Court May Revise Rule On Death Row Appeals

By Charles Lane
Washington Post Staff Writer
Wednesday, June 29, 2005

The Supreme Court announced yesterday that it will reconsider the rules for permitting appeals by death row inmates who claim they have been wrongly convicted, in the case of a death row inmate who says DNA evidence proves he did not commit the crime of which he was found guilty in 1985.

Separately, just a day after its split rulings on the public display of the Ten Commandments in government buildings, the justices declined to hear four additional cases in which lower courts had struck down displays in public school classrooms, on school property and in an Ohio state judge's courtroom.

The death penalty case, House v. Bell , No. 04-8990, brings the court face to face with an issue that has shadowed the administration of capital punishment in recent years: the possibility that an innocent person could be executed.

Paul G. House is seeking release from Tennessee's death row because of what his appeal petition to the court calls "powerful new evidence of innocence."

He says that DNA tests show that the semen found on murder victim Carolyn Muncey's clothes belonged to her husband, Hubert Muncey, and not to House, as a jury in Union County, Tenn., found 20 years ago.

The issue before the Supreme Court, however, is not whether House is guilty, but how strong his case for innocence must be to win a new hearing in federal court.

The court has never quite said it is unconstitutional to execute an innocent person.

Instead, in a 1993 case, Herrera v. Collins , the court, in a 5 to 4 opinion written by Chief Justice William H. Rehnquist, said that Leonel Torres Herrera had no right to reopen his case 10 years after conviction, based solely on a claim of new proof of innocence. Justices Sandra Day O'Connor and Anthony M. Kennedy joined that opinion with the proviso that they saw little doubt of Herrera's guilt.

In 1995, however, the court ruled 6 to 3 in the case of Schlup v.
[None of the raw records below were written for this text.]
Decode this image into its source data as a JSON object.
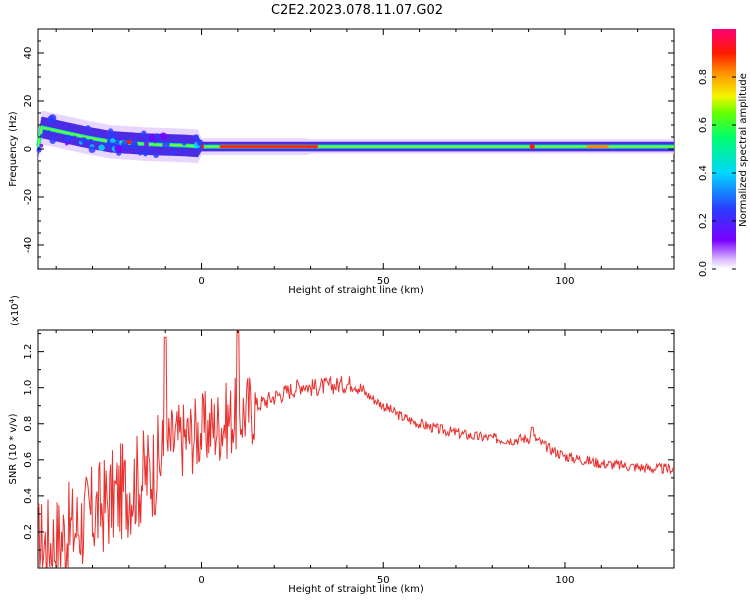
{
  "title": "C2E2.2023.078.11.07.G02",
  "chart_data": [
    {
      "type": "heatmap",
      "xlabel": "Height of straight line (km)",
      "ylabel": "Frequency (Hz)",
      "xlim": [
        -45,
        130
      ],
      "ylim": [
        -50,
        50
      ],
      "xticks": [
        0,
        50,
        100
      ],
      "xtick_labels": [
        "0",
        "50",
        "100"
      ],
      "yticks": [
        -40,
        -20,
        0,
        20,
        40
      ],
      "ytick_labels": [
        "-40",
        "-20",
        "0",
        "20",
        "40"
      ],
      "colorbar": {
        "label": "Normalized spectral amplitude",
        "range": [
          0,
          1
        ],
        "ticks": [
          0.0,
          0.2,
          0.4,
          0.6,
          0.8
        ],
        "tick_labels": [
          "0.0",
          "0.2",
          "0.4",
          "0.6",
          "0.8"
        ],
        "colormap": "rainbow: white-violet-blue-cyan-green-yellow-red-magenta"
      },
      "ridge": [
        {
          "x": -44,
          "f": 9
        },
        {
          "x": -38,
          "f": 7
        },
        {
          "x": -32,
          "f": 5
        },
        {
          "x": -25,
          "f": 3
        },
        {
          "x": -15,
          "f": 2
        },
        {
          "x": -5,
          "f": 1.5
        },
        {
          "x": 0,
          "f": 1
        },
        {
          "x": 15,
          "f": 1
        },
        {
          "x": 130,
          "f": 1
        }
      ]
    },
    {
      "type": "line",
      "xlabel": "Height of straight line (km)",
      "ylabel": "SNR (10 * v/v)",
      "y_multiplier": "(x10",
      "y_multiplier_exp": "4",
      "y_multiplier_close": ")",
      "xlim": [
        -45,
        130
      ],
      "ylim": [
        0,
        1.32
      ],
      "xticks": [
        0,
        50,
        100
      ],
      "xtick_labels": [
        "0",
        "50",
        "100"
      ],
      "yticks": [
        0.2,
        0.4,
        0.6,
        0.8,
        1.0,
        1.2
      ],
      "ytick_labels": [
        "0.2",
        "0.4",
        "0.6",
        "0.8",
        "1.0",
        "1.2"
      ],
      "color": "#e8312e",
      "series": [
        {
          "x": [
            -45,
            -40,
            -35,
            -30,
            -25,
            -20,
            -15,
            -12,
            -10,
            -8,
            -5,
            0,
            5,
            10,
            15,
            20,
            25,
            28,
            30,
            35,
            40,
            42,
            45,
            50,
            55,
            60,
            65,
            70,
            75,
            80,
            85,
            90,
            91,
            95,
            100,
            105,
            110,
            115,
            120,
            125,
            130
          ],
          "y": [
            0.12,
            0.15,
            0.22,
            0.3,
            0.38,
            0.45,
            0.52,
            0.58,
            0.65,
            0.7,
            0.72,
            0.76,
            0.8,
            0.85,
            0.9,
            0.95,
            0.99,
            1.02,
            1.0,
            1.01,
            1.02,
            1.03,
            0.97,
            0.9,
            0.84,
            0.8,
            0.77,
            0.75,
            0.73,
            0.72,
            0.71,
            0.72,
            0.73,
            0.67,
            0.62,
            0.6,
            0.58,
            0.57,
            0.56,
            0.55,
            0.55
          ]
        }
      ],
      "spikes": [
        {
          "x": -10,
          "y": 1.28
        },
        {
          "x": 10,
          "y": 1.33
        },
        {
          "x": 91,
          "y": 0.78
        }
      ]
    }
  ]
}
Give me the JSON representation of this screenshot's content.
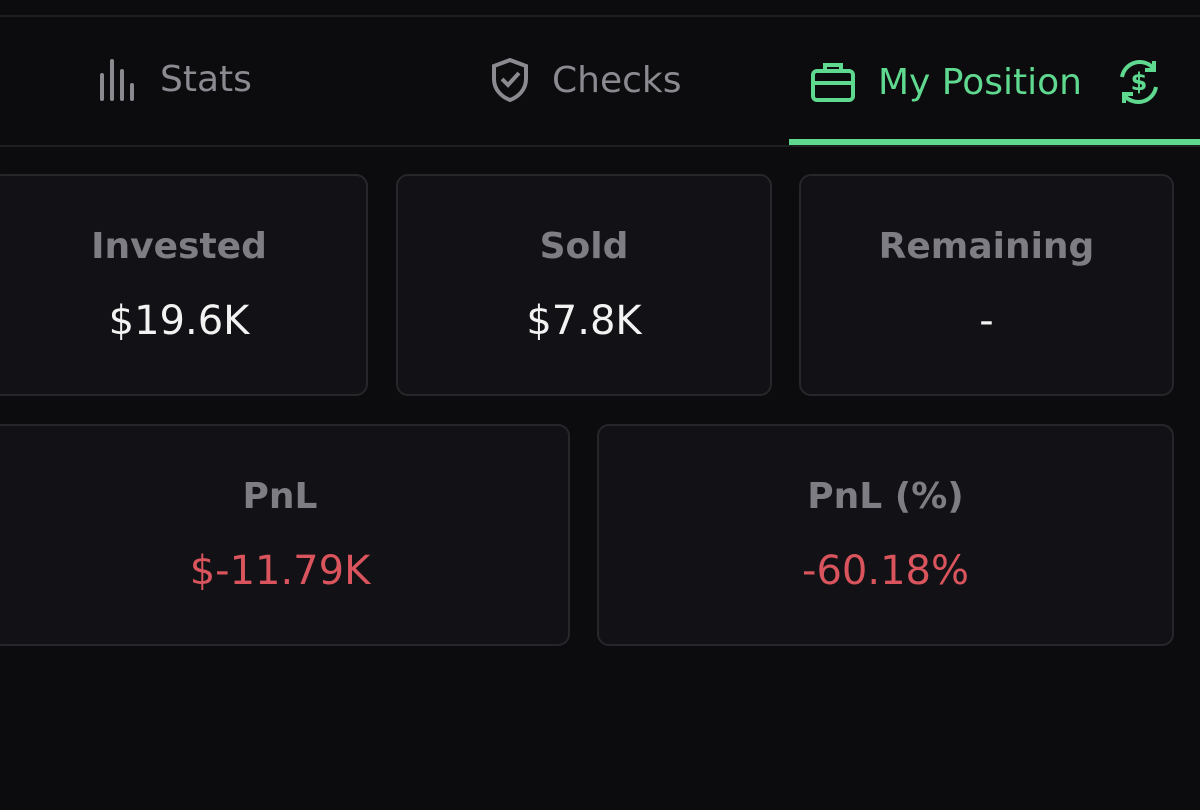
{
  "tabs": [
    {
      "label": "Stats"
    },
    {
      "label": "Checks"
    },
    {
      "label": "My Position"
    }
  ],
  "cards_top": [
    {
      "label": "Invested",
      "value": "$19.6K"
    },
    {
      "label": "Sold",
      "value": "$7.8K"
    },
    {
      "label": "Remaining",
      "value": "-"
    }
  ],
  "cards_bottom": [
    {
      "label": "PnL",
      "value": "$-11.79K"
    },
    {
      "label": "PnL (%)",
      "value": "-60.18%"
    }
  ]
}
Delo that a convicted murderer who had other constitutional claims in addition to an actual innocence claim could get a new hearing even after exhausting all otherwise permitted opportunities, if he could show new evidence that makes it probable "no reasonable juror would have found him guilty beyond a reasonable doubt." O'Connor and Kennedy joined that ruling, which was written by Justice John Paul Stevens.

Last year, the full 14-judge U.S. Court of Appeals for the 6th Circuit voted 8 to 6 that House's evidence did not meet this standard.

Citing the 6th Circuit majority opinion, Tennessee said in its Supreme Court brief that the evidence presented by House, "far from demonstrating his actual innocence, was countered and undermined in virtually every respect by opposing evidence presented by the State" during his federal appeal.

The Ten Commandments cases turned down by the court yesterday had been held for consideration until the court finished weighing the display of the commandments in two different public settings -- framed copies on the wall of Kentucky courthouses and a six-foot granite monument on the Texas Capitol grounds in Austin.

The Supreme Court's decision not to hear the cases is not a ruling on their merits, but it strongly suggests that the court feels the lower court rulings were at least consistent with the court's decisions on Monday.

In all four cases the court refused to review, the displays were ruled unconstitutional by the U.S. Court of Appeals for the 6th Circuit.

Two cases, Johnson v. Baker , No. 03-1661, and Adams Cty./Ohio Valley School Bd. v. Baker , No. 04-65, involved the placing of Ten Commandments monuments on the front lawns of four new high schools in Adams County, Ohio. A third, Harlan County v. ACLU , No. 03-1698, involved the posting of a Ten Commandments-centered display in Harlan County, Ky., school classrooms.

The fourth, DeWeese v. ACLU of Ohio , No. 04-841, involved a poster of the Ten Commandments in the court of Judge James DeWeese.